By David Gee
Okay, I admit it. Any boat show I attend from now on that doesn't have a "Superyacht Village" might be a bit of a disappointment.
Day two of the Fort Lauderdale International Boat Show saw us in morning press events once again. For me, it was Groupe Beneteau to begin with, a company that builds 200 different boat models across 12 brands. They had just released their 2018-2019 fiscal year earnings report, so they began with the numbers; sales of $1.45 billion (€1.3 billion), an increase of 3.8% compared with the same period a year ago. The company has recently launched 34 different models, so there was lots of product talk to go with the financial performance.
From there we went to the Fort Lauderdale Convention Center, where we saw plenty of cool center consoles, some outboard engine manufacturers and some of the smaller boats from various manufacturers.
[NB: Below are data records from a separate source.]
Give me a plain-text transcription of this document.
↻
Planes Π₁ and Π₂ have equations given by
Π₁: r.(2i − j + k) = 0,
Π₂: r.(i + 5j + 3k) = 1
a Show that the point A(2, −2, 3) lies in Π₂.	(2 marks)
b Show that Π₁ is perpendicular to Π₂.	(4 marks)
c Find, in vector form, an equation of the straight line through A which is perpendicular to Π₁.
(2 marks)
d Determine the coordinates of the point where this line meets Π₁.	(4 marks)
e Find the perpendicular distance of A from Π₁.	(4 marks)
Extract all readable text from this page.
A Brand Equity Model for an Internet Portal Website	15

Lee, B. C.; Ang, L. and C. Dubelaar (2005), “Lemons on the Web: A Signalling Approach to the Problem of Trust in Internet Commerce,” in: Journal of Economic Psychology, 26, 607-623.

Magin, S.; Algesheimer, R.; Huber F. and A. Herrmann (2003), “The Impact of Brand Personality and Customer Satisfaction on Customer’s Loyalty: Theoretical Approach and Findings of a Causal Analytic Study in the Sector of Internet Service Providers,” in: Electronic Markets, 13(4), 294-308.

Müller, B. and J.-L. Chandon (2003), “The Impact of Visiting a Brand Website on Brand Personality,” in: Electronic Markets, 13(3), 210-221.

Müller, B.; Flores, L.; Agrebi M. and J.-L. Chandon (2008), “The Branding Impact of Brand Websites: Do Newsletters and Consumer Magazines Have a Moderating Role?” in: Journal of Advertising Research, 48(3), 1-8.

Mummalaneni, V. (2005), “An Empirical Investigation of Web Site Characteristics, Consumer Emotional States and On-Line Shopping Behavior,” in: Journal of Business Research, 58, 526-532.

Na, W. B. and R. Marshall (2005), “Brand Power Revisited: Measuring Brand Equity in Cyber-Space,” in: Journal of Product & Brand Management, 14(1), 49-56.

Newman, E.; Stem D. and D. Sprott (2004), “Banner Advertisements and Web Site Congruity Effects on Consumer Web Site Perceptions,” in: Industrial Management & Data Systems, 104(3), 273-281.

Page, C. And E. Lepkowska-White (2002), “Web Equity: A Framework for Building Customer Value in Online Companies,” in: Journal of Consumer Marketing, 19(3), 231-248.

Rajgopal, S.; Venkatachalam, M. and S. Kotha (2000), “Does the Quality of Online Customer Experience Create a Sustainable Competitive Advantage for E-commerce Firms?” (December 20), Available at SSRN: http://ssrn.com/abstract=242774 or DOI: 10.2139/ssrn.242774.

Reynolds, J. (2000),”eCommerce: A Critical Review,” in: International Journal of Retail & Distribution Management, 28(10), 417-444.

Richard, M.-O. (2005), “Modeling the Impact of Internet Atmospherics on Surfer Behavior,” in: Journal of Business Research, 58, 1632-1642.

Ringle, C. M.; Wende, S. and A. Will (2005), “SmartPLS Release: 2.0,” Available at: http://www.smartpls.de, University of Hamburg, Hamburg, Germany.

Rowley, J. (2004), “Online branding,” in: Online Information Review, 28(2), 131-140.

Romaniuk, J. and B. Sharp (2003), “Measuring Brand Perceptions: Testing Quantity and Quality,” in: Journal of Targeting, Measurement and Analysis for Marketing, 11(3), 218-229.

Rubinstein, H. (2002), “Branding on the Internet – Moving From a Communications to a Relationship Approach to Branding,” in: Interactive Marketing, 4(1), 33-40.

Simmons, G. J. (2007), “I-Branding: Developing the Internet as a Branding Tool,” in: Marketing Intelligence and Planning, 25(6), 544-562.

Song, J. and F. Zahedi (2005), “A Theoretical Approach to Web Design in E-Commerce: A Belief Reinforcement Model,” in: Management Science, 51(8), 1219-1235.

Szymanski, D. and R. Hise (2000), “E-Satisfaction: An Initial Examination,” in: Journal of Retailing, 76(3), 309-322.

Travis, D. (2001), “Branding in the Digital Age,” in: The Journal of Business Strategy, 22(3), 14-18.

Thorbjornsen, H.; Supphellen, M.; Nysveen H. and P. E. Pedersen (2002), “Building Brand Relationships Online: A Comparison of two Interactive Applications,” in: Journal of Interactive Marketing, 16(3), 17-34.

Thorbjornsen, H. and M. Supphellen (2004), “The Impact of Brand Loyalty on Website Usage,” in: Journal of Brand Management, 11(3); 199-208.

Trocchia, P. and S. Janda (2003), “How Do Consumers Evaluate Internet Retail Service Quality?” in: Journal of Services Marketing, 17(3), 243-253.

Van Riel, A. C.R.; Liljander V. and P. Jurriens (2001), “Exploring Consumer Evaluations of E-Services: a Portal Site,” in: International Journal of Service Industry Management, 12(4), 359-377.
Other than the fact we had shorts and short-sleeved shirts on, and the air conditioning felt good, I can't say it seemed any different than a typical January boat show you might go to in Chicago or Minneapolis.
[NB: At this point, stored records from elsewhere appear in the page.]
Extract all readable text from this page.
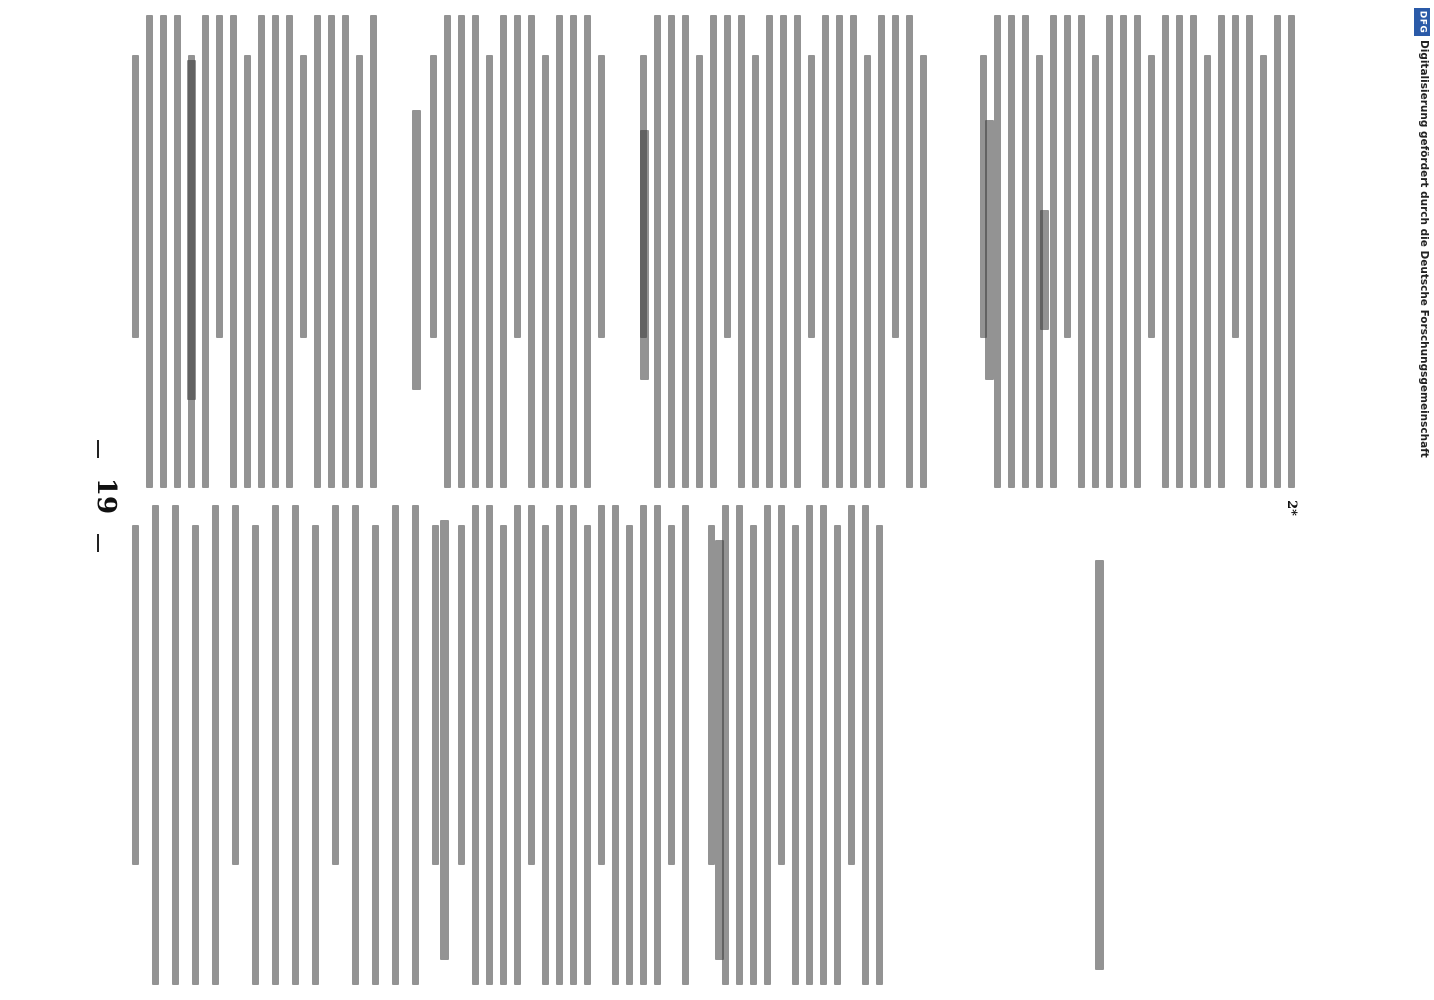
19	2*
DFG
Digitalisierung gefördert durch die Deutsche Forschungsgemeinschaft
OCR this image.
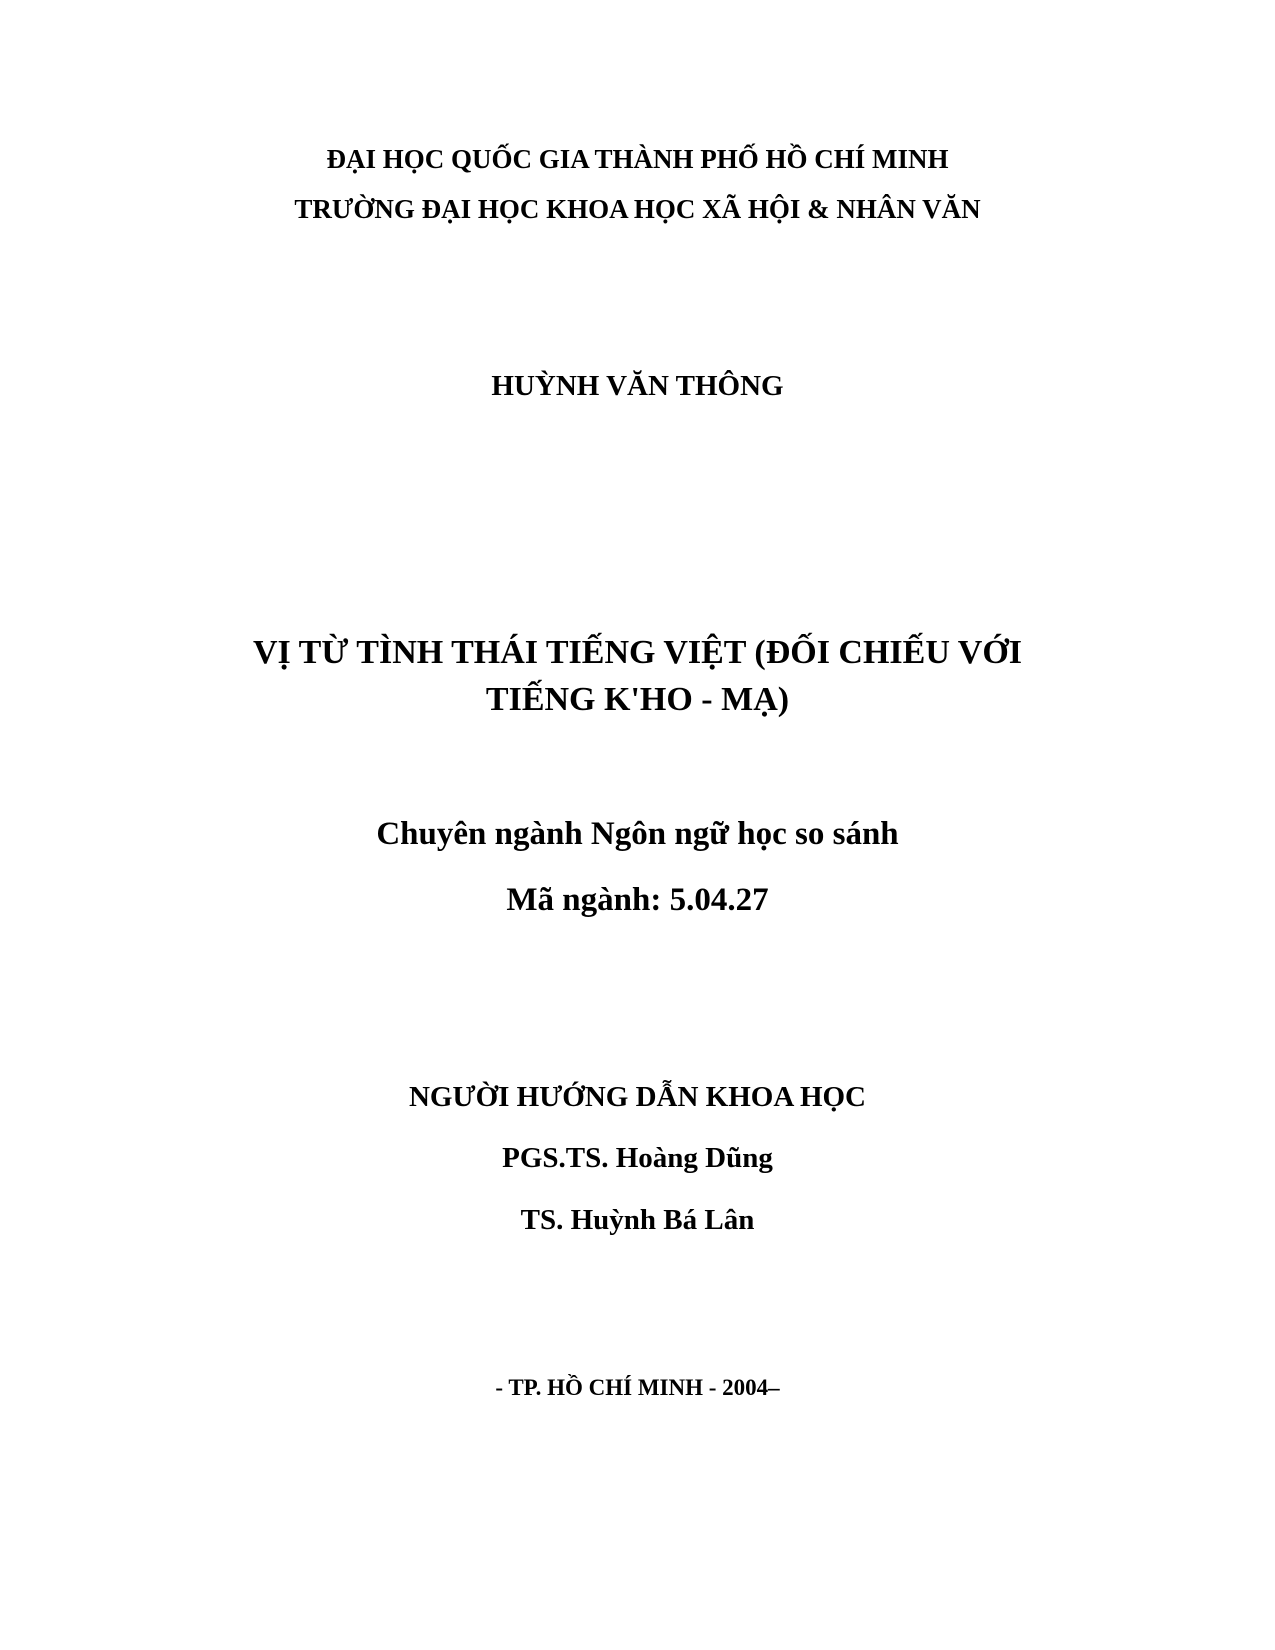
ĐẠI HỌC QUỐC GIA THÀNH PHỐ HỒ CHÍ MINH
TRƯỜNG ĐẠI HỌC KHOA HỌC XÃ HỘI & NHÂN VĂN
HUỲNH VĂN THÔNG
VỊ TỪ TÌNH THÁI TIẾNG VIỆT (ĐỐI CHIẾU VỚI
TIẾNG K'HO - MẠ)
Chuyên ngành Ngôn ngữ học so sánh
Mã ngành: 5.04.27
NGƯỜI HƯỚNG DẪN KHOA HỌC
PGS.TS. Hoàng Dũng
TS. Huỳnh Bá Lân
- TP. HỒ CHÍ MINH - 2004–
But again, those places don't have the Superyacht Village. So we walked across the 17th Street Causeway Bridge from the convention center to the iconic Pier 66, and made our way in right next to a couple of very large yachts. I think they could qualify as super.
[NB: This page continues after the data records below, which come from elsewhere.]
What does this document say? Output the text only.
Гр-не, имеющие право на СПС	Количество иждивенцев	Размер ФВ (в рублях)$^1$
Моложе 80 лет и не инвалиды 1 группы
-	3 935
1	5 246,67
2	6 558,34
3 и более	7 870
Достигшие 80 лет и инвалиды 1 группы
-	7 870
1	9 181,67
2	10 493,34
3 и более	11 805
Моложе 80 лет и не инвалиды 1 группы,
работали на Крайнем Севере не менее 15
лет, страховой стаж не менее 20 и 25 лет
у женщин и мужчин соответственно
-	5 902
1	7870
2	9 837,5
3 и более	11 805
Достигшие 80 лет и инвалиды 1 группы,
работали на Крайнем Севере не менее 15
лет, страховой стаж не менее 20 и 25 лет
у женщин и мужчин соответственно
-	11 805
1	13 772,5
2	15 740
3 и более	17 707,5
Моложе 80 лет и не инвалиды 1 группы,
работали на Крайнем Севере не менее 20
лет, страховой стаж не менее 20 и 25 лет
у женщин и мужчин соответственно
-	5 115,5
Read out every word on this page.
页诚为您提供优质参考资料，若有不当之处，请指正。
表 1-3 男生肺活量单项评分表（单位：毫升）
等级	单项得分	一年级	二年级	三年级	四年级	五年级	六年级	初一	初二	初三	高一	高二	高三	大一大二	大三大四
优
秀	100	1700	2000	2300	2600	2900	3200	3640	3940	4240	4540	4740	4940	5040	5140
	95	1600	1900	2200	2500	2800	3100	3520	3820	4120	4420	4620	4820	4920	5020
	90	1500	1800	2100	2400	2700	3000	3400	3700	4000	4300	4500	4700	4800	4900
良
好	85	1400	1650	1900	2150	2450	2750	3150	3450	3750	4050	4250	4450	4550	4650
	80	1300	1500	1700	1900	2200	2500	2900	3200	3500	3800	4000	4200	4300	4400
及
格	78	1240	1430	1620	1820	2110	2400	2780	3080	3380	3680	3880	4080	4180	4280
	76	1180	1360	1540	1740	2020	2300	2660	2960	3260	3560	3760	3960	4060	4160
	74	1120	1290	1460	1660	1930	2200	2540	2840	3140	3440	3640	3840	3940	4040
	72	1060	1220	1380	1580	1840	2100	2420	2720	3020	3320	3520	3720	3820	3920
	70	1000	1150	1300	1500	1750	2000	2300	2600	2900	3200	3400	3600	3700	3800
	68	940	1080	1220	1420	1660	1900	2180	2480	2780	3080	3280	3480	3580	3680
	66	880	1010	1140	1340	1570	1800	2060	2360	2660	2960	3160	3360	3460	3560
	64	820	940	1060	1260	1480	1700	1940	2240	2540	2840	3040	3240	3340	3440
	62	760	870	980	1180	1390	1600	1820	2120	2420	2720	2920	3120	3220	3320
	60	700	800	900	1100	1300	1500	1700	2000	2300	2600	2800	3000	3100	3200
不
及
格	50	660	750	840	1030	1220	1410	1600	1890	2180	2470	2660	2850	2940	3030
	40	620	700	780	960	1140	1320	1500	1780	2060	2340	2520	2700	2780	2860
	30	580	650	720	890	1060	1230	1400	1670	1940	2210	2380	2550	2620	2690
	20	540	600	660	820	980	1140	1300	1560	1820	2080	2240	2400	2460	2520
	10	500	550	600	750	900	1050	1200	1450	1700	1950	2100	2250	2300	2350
The one on the right in the image, M/Y Madsummer (aptly named),is a 311-foot, 95-meter, steel-hulled vessel with a 46-foot beam.
Madsummer features a 12 meter swimming pool, huge spa and has extensive diving facilities. She is helicopter-ready and is capable of worldwide cruising with 10 spacious staterooms. It is for sale, and also available for charter this winter for $1.4 million. Per week. By the way, I don't think that includes food - or fuel. And if you're concerned about the cost of those last two things, forget it.
The Superyacht Village also featured lots of other fun toys such as helicopters, various offerings from McLaren, Ferrari, and Lamborghini, a $2.4 million RV and a $3 million submersible that is available for immediate delivery.
From there we walked through a gauntlet of brokerage boats of various sizes, and then boarded a water taxi for the trip back to the show's hub. Yes, a water taxi, as opposed to the more conventional kind. Another reason to love the show.
Past the superyachts we went, then by some super and super big homes, and we alighted not far from some fun restaurants, where we paused for lunch.
In the afternoon I spent some time at the Aviara Boats space. If you might remember, they are a very upscale dayboat, powered by a choice of Ilmor sterndrives or outboards, in 32 and 36-foot models, and manufactured in the MasterCraft plant in Tennessee. They are being sold through an exclusive national distribution partnership with MarineMax. This was the first time I had see the boats in person and I was impressed. They certainly aren't an answer to a question I'm asking, but day boats with lots of tech and features are a thing right now.
Walking around the Fort Lauderdale International Boat Show and logging lots of steps is also a thing. We did a little over five miles, and our feet - and the Lord - willing, we'll live to fight and walk another day.